A iniciativa surge após episódios recentes de injúria racial envolvendo alunos, como o vivido por Laryssa Shneider, 26 anos, estudante de publicidade e propaganda, alvo de ofensas em um grupo de WhatsApp da faculdade no início deste ano. O caso ganhou repercussão, resultando na expulsão do agressor.

“Eu me senti humilhada, e o pior foi perceber que muitos colegas não entenderam a gravidade do que aconteceu. Achavam que era só uma piada”, relatou Laryssa.

Outro episódio, envolvendo a divulgação de um vídeo com conteúdo elitista e discriminatório, reforçou a urgência de ações concretas.

O curso de letramento racial prevê capacitações, palestras, eventos temáticos e ações sociais, com foco na conscientização sobre racismo estrutural, valorização da diversidade e criação de ambientes acadêmicos mais justos e acolhedores.

A secretária de Justiça e Cidadania, Marcela Passamani, destacou a importância da iniciativa:

“O racismo não depende de intenção, depende de ignorância. Quando entendemos o impacto das nossas palavras e atitudes, não podemos mais fingir que não sabemos.”

O diretor acadêmico do IDP, Atalá Correia, ressaltou o papel da educação na transformação social:

“Estamos unindo esforços com o poder público para enfrentar uma chaga histórica e avançar no combate ao racismo dentro e fora da sala de aula.”

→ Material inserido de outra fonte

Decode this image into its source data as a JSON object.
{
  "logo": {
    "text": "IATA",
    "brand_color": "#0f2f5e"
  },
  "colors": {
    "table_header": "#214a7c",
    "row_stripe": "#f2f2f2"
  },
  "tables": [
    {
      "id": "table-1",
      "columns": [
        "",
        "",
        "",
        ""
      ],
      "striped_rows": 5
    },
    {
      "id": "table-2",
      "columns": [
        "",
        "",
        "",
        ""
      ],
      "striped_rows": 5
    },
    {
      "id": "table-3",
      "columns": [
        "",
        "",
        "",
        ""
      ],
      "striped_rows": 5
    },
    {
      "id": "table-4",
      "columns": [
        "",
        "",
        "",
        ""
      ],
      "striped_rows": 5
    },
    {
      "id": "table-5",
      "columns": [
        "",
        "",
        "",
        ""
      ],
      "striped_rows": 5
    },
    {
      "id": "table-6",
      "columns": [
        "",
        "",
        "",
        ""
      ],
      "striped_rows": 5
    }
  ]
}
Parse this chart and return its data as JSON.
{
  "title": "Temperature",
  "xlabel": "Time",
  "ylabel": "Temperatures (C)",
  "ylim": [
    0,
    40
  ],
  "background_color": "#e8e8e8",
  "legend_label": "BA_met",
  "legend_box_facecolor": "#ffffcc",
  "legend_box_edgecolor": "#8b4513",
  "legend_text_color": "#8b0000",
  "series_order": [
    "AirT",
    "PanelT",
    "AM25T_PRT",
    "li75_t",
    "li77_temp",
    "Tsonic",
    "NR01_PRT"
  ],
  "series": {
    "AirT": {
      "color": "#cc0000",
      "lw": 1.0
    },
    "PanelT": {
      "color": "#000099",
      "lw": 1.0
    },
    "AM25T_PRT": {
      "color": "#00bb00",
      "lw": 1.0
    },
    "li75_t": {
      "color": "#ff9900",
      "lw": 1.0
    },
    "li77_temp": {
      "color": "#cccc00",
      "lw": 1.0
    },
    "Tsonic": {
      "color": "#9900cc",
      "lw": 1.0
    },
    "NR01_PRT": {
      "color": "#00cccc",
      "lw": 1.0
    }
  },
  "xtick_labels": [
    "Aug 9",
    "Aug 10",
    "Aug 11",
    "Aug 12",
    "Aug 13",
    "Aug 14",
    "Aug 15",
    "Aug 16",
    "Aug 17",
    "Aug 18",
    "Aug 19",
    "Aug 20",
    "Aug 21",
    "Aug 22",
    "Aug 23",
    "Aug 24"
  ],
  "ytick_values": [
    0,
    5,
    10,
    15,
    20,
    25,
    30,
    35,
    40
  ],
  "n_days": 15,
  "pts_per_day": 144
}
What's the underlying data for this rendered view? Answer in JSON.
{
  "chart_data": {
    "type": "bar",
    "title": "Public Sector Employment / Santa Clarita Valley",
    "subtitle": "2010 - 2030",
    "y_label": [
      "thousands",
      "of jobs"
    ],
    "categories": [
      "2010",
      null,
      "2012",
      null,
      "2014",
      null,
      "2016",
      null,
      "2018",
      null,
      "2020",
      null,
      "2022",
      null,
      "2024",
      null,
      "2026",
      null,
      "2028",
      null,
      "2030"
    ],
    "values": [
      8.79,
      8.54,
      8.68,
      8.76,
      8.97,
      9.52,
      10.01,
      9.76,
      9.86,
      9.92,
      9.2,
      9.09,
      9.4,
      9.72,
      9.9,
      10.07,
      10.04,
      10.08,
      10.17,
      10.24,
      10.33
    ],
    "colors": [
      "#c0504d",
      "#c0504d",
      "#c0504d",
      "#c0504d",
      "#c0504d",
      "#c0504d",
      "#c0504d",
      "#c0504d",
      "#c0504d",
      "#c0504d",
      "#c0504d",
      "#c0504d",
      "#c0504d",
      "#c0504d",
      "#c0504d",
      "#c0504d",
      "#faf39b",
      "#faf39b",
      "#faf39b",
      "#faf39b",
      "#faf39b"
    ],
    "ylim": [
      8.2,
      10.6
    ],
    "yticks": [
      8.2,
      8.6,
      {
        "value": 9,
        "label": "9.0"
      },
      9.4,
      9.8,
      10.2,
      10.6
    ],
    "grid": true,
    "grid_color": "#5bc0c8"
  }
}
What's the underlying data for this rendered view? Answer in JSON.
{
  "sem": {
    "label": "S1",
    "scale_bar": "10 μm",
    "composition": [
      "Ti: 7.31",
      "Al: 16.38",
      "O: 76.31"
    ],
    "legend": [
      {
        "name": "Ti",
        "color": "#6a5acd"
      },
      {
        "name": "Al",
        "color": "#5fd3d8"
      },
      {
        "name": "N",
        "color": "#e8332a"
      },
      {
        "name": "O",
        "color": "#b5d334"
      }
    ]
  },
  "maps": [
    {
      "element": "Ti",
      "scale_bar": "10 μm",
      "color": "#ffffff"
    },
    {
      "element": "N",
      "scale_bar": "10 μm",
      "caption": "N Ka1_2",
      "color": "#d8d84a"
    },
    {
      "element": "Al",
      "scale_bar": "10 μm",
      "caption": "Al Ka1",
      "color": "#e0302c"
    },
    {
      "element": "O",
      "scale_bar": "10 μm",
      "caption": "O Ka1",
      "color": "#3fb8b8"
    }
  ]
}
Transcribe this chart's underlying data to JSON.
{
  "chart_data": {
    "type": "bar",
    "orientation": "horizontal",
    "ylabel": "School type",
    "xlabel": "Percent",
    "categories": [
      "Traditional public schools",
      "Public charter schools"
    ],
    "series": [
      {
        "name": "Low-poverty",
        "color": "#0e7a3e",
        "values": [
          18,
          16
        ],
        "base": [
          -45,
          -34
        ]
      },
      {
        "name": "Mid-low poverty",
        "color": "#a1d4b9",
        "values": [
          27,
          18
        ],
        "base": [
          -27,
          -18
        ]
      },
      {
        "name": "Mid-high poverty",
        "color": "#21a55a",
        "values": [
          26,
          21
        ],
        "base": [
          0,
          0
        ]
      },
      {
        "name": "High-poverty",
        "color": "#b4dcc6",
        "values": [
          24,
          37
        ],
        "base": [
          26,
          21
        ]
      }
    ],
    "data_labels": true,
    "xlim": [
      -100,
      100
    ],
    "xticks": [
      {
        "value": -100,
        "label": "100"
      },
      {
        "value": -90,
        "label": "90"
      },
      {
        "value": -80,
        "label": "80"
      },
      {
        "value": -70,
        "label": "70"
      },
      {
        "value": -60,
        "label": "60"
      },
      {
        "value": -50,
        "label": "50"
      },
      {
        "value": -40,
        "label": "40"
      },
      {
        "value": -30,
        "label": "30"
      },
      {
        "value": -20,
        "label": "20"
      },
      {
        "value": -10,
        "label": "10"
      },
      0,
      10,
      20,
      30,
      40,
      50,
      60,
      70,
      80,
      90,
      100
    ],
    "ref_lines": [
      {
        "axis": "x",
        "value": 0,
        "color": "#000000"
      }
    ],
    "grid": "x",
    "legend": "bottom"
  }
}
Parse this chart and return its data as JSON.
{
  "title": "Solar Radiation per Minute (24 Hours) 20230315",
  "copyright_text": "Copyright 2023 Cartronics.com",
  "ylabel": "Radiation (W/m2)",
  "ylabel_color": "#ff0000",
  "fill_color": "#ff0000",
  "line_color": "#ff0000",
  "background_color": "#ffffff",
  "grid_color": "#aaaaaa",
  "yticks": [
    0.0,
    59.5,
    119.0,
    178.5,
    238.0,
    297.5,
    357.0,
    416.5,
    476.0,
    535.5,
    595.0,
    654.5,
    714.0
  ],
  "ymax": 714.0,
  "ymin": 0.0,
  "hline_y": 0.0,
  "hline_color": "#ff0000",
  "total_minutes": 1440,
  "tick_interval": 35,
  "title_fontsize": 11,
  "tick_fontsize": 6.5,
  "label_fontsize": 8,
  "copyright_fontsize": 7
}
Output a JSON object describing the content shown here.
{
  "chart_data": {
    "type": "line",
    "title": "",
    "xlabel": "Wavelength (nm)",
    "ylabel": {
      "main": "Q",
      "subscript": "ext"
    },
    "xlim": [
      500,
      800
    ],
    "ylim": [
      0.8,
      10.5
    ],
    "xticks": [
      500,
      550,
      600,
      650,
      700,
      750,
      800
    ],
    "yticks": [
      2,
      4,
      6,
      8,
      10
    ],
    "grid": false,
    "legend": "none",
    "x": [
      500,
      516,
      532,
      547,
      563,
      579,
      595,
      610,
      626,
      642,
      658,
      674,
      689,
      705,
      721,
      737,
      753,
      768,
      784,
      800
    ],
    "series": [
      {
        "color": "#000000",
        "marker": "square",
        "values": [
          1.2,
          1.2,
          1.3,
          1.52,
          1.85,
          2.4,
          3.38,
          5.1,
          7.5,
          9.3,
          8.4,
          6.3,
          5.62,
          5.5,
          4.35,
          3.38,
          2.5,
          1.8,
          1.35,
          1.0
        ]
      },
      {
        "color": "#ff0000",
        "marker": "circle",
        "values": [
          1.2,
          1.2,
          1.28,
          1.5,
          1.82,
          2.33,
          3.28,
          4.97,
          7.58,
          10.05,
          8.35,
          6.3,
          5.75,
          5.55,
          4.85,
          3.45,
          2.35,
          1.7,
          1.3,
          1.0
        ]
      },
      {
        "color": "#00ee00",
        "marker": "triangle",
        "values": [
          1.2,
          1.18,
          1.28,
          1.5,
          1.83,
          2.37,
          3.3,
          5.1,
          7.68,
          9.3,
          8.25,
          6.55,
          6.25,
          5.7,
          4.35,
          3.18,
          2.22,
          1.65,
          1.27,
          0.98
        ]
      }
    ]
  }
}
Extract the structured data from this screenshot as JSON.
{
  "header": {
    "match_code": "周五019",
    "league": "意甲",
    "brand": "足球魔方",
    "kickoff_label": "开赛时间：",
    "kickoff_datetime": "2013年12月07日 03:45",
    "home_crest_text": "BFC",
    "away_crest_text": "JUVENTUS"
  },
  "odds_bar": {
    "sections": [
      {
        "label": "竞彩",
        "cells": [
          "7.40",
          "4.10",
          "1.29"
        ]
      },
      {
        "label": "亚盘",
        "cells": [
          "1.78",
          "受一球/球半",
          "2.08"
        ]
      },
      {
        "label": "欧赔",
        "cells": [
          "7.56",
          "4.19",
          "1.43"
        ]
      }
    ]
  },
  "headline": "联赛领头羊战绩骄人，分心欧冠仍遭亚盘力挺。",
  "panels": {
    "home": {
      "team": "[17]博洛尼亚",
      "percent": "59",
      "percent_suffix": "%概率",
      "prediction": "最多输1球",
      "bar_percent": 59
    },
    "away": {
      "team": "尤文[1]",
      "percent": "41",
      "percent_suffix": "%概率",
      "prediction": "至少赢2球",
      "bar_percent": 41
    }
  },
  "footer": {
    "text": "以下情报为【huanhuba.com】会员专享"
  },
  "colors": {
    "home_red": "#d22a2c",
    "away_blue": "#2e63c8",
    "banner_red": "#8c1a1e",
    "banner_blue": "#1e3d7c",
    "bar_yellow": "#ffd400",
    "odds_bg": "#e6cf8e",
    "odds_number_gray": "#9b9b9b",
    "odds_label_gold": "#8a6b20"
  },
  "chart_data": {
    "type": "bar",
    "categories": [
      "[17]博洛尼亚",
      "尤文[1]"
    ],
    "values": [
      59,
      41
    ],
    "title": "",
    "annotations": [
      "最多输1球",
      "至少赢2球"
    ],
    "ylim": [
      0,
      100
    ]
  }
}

Já o subsecretário de Direitos Humanos e Igualdade Racial, Juvenal Araújo, enfatizou que o objetivo é preparar para prevenir:

“O IDP buscou apoio para transformar uma situação negativa em oportunidade de mudança, oferecendo formação contínua.”

📊 Números que preocupam
Segundo a Secretaria de Segurança Pública (SSP-DF), ambientes escolares foram o terceiro local com mais registros de injúria racial em 2024, representando 10,9% dos casos. Já levantamento do Instituto de Pesquisa e Estatística do DF (IPEDF) aponta que 18% dos estudantes negros afirmam ter sofrido racismo nas escolas, e 59% dos professores identificam a raça ou etnia como o principal motivo de preconceito em sala de aula.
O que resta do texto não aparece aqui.